Je l´ai accompagné avant-hier, dans une école occupée par des élèves qui tentent, avec quelques professeurs, de s´opposer au projet de privatisation d´écoles de l´État au bénéfice d´entretreprises privées (sic)! Le conflit est dur ! Il se vit à São Paulo, à Goiânia et chez nous, à Goiás. Il est du genre "David contre Goliath" ! L´enjeu est fondamental. Après avoir écouté les revendications et pris la mesure des dégâts futurs qui seront occasionnés à l´Enseignement dans son ensemble, un monde de l´Enseignement déjà bien mis à mal, Eugène a décidé d´écrire une lettre circulaire, qui sera diffusée largement, donnant clairement sa position et son total appui aux revendications. Il a aussi dit que la radio du diocèse était toute à la disposition des "grévistes" pour faire passer leurs messages.
Sa sympathie est une sympathie animée par une grande lucidité, une volonté de comprendre, pour ensuite s´engager sur le terrain. La lettre d´Eugène ne plaira pas au "tout-puissant" Gouverneur de l´État de Goiás, Mr. Marconi ! Ça, c´est sûr et certain !

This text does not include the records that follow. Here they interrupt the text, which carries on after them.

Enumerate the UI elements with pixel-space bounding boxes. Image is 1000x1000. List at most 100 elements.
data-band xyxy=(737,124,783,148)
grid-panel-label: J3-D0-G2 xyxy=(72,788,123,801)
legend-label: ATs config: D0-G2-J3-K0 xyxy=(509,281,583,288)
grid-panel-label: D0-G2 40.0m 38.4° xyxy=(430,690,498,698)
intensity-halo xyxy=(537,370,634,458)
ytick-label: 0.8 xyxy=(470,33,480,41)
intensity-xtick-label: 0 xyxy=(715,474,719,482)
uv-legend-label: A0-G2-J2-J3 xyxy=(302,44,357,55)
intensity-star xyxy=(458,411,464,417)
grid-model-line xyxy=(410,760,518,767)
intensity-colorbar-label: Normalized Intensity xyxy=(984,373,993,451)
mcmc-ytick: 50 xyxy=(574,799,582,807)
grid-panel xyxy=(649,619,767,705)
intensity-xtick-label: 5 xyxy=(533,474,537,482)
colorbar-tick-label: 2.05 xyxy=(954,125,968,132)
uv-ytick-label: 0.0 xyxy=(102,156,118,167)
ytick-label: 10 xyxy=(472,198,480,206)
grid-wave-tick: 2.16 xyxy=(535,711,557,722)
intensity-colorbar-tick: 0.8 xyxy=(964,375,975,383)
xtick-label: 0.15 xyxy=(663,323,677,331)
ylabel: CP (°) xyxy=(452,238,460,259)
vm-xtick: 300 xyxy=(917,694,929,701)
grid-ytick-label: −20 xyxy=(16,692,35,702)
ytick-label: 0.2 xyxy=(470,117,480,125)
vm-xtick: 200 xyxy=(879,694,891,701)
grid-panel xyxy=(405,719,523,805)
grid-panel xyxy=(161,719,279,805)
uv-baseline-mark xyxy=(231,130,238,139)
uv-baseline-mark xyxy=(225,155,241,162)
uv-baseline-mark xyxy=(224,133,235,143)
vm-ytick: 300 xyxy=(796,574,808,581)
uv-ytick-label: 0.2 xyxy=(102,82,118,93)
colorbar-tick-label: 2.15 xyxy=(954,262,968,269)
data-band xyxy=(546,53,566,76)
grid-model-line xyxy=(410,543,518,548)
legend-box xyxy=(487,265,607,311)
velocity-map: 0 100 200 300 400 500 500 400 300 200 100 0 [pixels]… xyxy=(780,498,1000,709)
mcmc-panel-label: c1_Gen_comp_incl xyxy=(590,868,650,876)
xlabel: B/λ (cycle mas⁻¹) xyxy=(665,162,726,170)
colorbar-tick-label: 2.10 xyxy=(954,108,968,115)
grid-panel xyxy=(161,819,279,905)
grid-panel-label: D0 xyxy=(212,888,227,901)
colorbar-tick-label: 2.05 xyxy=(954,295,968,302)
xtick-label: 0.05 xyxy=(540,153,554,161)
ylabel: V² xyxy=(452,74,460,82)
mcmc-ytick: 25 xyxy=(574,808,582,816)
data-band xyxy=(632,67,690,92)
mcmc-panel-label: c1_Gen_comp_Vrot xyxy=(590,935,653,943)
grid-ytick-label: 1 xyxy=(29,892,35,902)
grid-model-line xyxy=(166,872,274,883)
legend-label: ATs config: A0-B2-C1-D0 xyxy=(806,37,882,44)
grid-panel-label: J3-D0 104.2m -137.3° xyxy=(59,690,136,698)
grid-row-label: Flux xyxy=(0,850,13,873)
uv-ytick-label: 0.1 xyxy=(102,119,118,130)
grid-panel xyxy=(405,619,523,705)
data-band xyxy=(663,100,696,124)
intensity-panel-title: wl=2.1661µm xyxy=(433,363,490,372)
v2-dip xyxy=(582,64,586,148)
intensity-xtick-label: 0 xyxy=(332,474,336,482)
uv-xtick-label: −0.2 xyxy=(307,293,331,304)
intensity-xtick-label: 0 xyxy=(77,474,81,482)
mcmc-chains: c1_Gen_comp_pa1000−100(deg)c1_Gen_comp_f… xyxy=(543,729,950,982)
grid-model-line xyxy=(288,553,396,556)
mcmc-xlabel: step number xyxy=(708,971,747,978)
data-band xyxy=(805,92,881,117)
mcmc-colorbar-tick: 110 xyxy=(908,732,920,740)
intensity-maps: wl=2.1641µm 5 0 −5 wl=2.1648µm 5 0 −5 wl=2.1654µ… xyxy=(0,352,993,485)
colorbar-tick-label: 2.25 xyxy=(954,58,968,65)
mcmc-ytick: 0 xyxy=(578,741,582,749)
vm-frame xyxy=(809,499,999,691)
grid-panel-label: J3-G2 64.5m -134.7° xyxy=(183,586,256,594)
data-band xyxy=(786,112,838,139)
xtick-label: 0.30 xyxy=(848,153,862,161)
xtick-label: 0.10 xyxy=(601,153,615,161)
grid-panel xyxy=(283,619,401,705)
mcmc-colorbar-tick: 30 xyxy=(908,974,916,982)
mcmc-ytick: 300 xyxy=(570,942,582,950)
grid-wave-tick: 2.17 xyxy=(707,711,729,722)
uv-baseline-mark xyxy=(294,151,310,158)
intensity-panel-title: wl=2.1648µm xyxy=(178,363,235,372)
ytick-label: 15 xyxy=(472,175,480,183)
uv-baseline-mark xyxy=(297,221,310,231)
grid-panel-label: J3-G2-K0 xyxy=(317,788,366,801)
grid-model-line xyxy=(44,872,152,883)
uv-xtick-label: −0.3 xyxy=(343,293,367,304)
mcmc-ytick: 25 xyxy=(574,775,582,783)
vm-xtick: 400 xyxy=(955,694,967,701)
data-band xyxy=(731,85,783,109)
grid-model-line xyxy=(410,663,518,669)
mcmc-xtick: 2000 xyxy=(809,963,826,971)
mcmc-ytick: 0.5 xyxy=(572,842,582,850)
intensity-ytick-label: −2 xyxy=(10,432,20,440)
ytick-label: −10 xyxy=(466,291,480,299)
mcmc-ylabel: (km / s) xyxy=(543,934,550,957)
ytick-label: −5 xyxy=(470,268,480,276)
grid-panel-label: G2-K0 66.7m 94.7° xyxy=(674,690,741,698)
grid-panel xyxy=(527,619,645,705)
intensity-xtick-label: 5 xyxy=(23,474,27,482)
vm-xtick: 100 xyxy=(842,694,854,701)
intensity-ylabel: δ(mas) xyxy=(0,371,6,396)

Beaucoup me disent, à présent et sans reproche, qu´en Belgique aussi, il y a des pauvres et des problèmes sociaux ! Malheureusement ! C´est clair. Il y a beaucoup à faire, partout. Nous n´aurons jamais fini !
Je suis touché par les mots de mon ami Michel, prêtre en Belgique, qui m´écrit: "Cher Paul, merci pour ton message de Noël qui est pour nous interpellant! Oui, la préoccupation des pauvres est certainement permanente chez vous et, même si ici aussi il y a des problèmes, je sais que c´est sans comparaison! Tu réveilles nos solidarités et attentions. En tout cas, je te redis mes fraternelles amitiés et tous mes encouragements pour ton travail en "périphérie". Que le Seigneur lui-même soit ta joie et ta force! Avec ma prière et mes encouragements, Michel."
Et ce court message d´un autre ami, également prêtre, Philippe, qui me répond ce qui suit: "Paul, bonjour et merci pour ton message de Noël. En Europe aussi, nous fêtons Noël. On s´efforce aussi de le vivre avec les plus nécessiteux. Bien à toi, Philippe."
Noël: n´est-ce pas cela ? Et n´est-ce pas cela "tous les jours" ? Chacun et chacune, là où nous vivons, nous pouvons ouvrir les yeux et offrir notre coeur, notre tendresse. (1)
C´est d´abord le "coeur" qui est touché. Ensuite, c´est notre intelligence pour mettre en oeuvre concrètement des actions et des stratégies avec nos mains et nos pieds, et ce, surtout, en le faisant toujours avec d´autres personnes solidaires. (2)
Des personnes de tous les bords animées pour faire le bien et pour aider selon leurs possibilités, grandes ou humbles. Finalement, il n´y a de joie que dans le don. L´égoïsme nous assèche le coeur et nous tombons dans la tristesse du matérialisme. Ici, en temps de grande chaleur lors de la saison sèche, j´ai déjà vu des ruisseaux assèchés! Quelle désolation ! Pas une goutte d´eau là où, quelques semaines avant, courait encore, joyeux, un ruisseau d´eau claire avec "sa mélodie", son clapotis d´eau battant les pierres. Il n´y a de joie que dans le risque. Les assurances "sans fin" tuent la vie et donnent l´illusion de la protéger.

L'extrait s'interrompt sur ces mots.